Jonathan and his armor-bearer waded in and they started knocking heads! As we used to say in elementary school, they came to kick butt and take names, and they forgot to bring a pad and a pencil for taking names!

Jonathan whacked them with the sword, and the armor-bearer finished them off with the spear – until, after a fierce melee’ – they looked back over half an acre and saw twenty dead Philistines! Then God really took over and sent an earthquake.

Two young soldiers started with a plan, and they had the faith to finish. Faith is not foolish frolicking, and it’s not reckless abandon. Jonathan had some promises from God’s Word.

How should one chase a thousand, and two put ten thousand to flight, except their Rock had sold them, and the LORD had shut them up?

Deuteronomy 32:30

When Samson had picked up a donkey’s jawbone and the Spirit of the Lord came upon him, one took out a thousand. Depending on God’s promises despite circumstances – that’s faith!

Jonathan had:
I. A Foe to Fight
II. Some Facts to Face
III. A Friend Who Followed
IV. The Faith to Finish
V. A Father to Fear

Jonathan feared God more than Saul. But notice his wording:

And Jonathan said to the young man that bare his armour, Come, and let us go over unto the garrison of these uncircumcised: it may be that the LORD will work for us: for there is no restraint to the LORD to save by many or by few.

I Samuel 14:6, emphasis added

He could just as easily have said, “God may use us to do His work.” Jonathan didn’t foolishly tempt God.
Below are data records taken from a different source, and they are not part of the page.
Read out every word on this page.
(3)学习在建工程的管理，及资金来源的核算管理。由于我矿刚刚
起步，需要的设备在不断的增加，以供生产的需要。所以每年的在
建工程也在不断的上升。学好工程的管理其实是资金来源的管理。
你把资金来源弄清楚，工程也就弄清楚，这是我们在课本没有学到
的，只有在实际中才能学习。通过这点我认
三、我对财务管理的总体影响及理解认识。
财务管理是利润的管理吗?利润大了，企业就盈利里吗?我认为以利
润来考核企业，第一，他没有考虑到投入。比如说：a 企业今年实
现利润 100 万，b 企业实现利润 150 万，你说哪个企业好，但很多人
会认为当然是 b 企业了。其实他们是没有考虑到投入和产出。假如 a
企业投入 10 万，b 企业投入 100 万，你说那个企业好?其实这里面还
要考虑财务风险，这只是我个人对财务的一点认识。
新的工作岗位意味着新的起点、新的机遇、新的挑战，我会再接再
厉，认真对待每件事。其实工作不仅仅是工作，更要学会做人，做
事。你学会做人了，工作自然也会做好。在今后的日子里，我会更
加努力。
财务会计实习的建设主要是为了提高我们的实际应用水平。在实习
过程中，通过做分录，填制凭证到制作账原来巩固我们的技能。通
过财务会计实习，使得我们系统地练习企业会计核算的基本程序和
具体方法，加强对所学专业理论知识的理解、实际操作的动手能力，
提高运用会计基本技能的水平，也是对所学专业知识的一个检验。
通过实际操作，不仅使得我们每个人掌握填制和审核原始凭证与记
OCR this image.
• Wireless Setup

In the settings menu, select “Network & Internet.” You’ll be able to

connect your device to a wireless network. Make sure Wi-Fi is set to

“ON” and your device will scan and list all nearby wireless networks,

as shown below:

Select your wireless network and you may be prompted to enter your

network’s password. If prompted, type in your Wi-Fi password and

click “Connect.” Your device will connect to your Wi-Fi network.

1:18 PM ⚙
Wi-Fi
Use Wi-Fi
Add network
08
He had a plan – a Godly plan. God can honor our plans – as long as our plans honor Him. God is all-powerful. He is great, but He is also good. His throne is great and white. Remember what happens when someone gets to be powerful. Saul the king became corrupt – just like Samuel warned. He fought battles for his own glory, and not for God’s. He wanted credit for himself, and not for God. He sacrificed and offered offerings that only the priests were allowed to do. And he became corrupt. He ended up turning to witchcraft and committing suicide on the battlefield. Saul was big and good-looking. He looked like what the people thought a king should look like. But – unlike Jonathan – he didn’t have the faith to finish well. Absolute power corrupts absolutely when it comes to men. But not when it comes to God.

Can you imagine an all-powerful supreme being that is inclined to evil or makes compromises with evil men? This world would make Saddam Hussein’s Iraq look like Christmas morning at a rich kid’s house. It would make Nazi Germany look like Disneyland.

Jonathan had reasons to fear the Philistines. They had better weapons. They had more weapons. They had the high ground. They had the numbers.

Jonathan also had reason to fear Saul. He was the king. He had mood swings. He was Jonathan’s father.

But more than fear of the Philistines, and more than fear of his earthly father, Jonathan feared his Heavenly Father. There is safety, peace, protection, comfort, boldness, and victory in the fear of God. God’s power is a great dread to His enemies, but it is a great comfort to His children.

If you are a Christian you have:

I. A Foe to Fight
II. Some Facts to Face
III. A Friend to Follow (or a friend who will follow)
IV. The Faith to Finish
V. A Father to Fear

Get out from under the pomegranate tree. Get in the battle. The Christian life is a battle, and it’s a battle worth fighting.